# 1964 IMPALA GLASSPACKS OR FLOWMASTER?



## HydroCutlass86 (Mar 20, 2002)

i got a set of each for a 64 impala

#1 full length hedman headers with flowmasters i think 50 series and the tail pipes exit before the rear of the tire


#2 other exhaust i was going to buy some ceramic coated shorty headers for it,they have glasspacks/cherry bombs and the tail pipes exit after the rear tire also was going to change that to have straight pipes out the back

help me decide,lol


----------



## FUNKSTERGROOVES (Jun 8, 2009)

> _Originally posted by HydroCutlass86_@Nov 7 2010, 01:26 PM~19008446
> *i got a set of each for a 64 impala
> 
> #1 full length hedman headers with flowmasters i think 50 series and the tail pipes exit before the rear of the tire
> ...



12 inch glasspacks... Dont get the cherry bomb brand.


----------



## 64 and 59 rider (Dec 13, 2008)

> _Originally posted by FUNKSTERGROOVES_@Nov 7 2010, 04:09 PM~19008788
> *12 inch glasspacks... Dont get the cherry bomb brand.
> *


x2 glasspacks


----------



## pulido64rag (Sep 16, 2010)

x3 for glasspacks


----------



## Ragtop Ted (Sep 11, 2007)

Glasspacks


----------



## HydroCutlass86 (Mar 20, 2002)

:thumbsup: thanks guys that was my choice too is glasspacks...told people i was doing that and they would say nahh flowmasters but there is nothing but hotrodders here....i like the crackle sound


----------



## touchdowntodd (Jun 4, 2007)

porters or smithys... 

sound diffferent.. and sound OOOG


----------



## tpimuncie (Jun 6, 2008)

Glass packs sound really good, but wouldnt trade for my hushpowers, they sound great! :biggrin:


----------



## 925rider (Aug 15, 2005)

glasspacks


----------



## GOOT (Feb 10, 2005)

I had flowmasters on my 64....Swapped them out for glasspacks.


----------



## 64_EC_STYLE (Feb 21, 2005)

Glasspacks sound great. But I voted flowmaster. 

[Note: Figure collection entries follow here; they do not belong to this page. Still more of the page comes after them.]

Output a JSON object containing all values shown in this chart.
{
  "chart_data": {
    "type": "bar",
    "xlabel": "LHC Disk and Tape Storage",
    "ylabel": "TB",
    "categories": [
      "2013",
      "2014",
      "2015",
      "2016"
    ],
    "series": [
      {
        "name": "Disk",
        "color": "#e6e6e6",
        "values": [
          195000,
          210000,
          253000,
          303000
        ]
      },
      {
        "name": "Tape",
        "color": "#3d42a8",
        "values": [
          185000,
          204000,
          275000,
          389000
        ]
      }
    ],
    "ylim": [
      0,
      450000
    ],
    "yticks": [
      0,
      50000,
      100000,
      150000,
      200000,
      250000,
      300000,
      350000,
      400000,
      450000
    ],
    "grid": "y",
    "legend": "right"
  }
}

the hushpower and short race mufflers sound different than the majority of Impalas while cruisin or at shows IMO

I've always loved the "open chambered" sound of Flowmasters


----------



## Crenshaw's Finest (Mar 9, 2006)

glass


----------



## 65ss (Oct 6, 2009)

> _Originally posted by GOOT_@Nov 8 2010, 02:29 PM~19017512
> *I had flowmasters on my 64....Swapped them out for glasspacks.
> *


did the same on my 65


----------



## Sin Sixty (Jul 26, 2004)

> _Originally posted by tpimuncie_@Nov 7 2010, 10:36 PM~19013570
> *Glass packs sound really good, but wouldnt trade for my hushpowers, they sound great! :biggrin:
> *


That's what I got :thumbsup: they are sic. Sound great and not too loud.


----------



## CROWDS91 (Mar 17, 2007)

Flows Im gna run 2 chambers on my 64


----------



## HydroCutlass86 (Mar 20, 2002)

here are the flowmasters and headers i pulled off my 64...selling them off and going to buy the ceramic coated shorty headers


----------



## LiL Steven$YG (Jun 10, 2010)

Coffin Mufflers


----------



## kandylac (Apr 15, 2007)

*GLASSPACKS!!!* :rant:


----------



## xavierthexman (Sep 24, 2004)

Glass Packs! If you can find BLUE STREAKS get those.... Had them on the '63. Smittty's are great as well and cheap and gets better with time. If anyone has 'em sell them to me . :biggrin:


----------



## mikelowsix4 (May 14, 2010)

Flowmasters :biggrin:


----------



## Reckless (Jan 9, 2007)

Flowmasters, but i'll be running an LS1 in my 64.


----------



## lone star (May 22, 2003)

i always like block huggers and glass packs


----------



## SHORTDOG 62 (Mar 3, 2005)

FLOWMASTERS ALL DAY, Glasspacks suck sorry V we're still cool right :biggrin:


----------



## 6DEUCE6 (Sep 18, 2008)

Flowmasters!


----------



## tko_818 (Nov 4, 2009)

Hookers n glass for me :biggrin: fuck a flowmaster


----------



## Heath V (Oct 12, 2010)

Glasspacks!


----------



## -GT- RAY (Nov 13, 2009)

GLASSPACKS


----------



## Hatchet Ryda_65 (Nov 23, 2008)

Flowmasters are for mustangs with 5 star rims!! Glass packs all the way!


----------



## 3onthree (Feb 18, 2004)

i have glasspacks on my 63 and like em


----------



## 64 and 59 rider (Dec 13, 2008)

> _Originally posted by 3onthree_@Nov 13 2010, 01:52 AM~19057139
> *i have glasspacks on my 63 and like em
> *


x2


----------



## REV. chuck (Jun 14, 2003)

glasspacks are shit 



i guess if you dont want to hear the engines power and would rather listen to some nasty cackle sound its your choice 


:dunno:


----------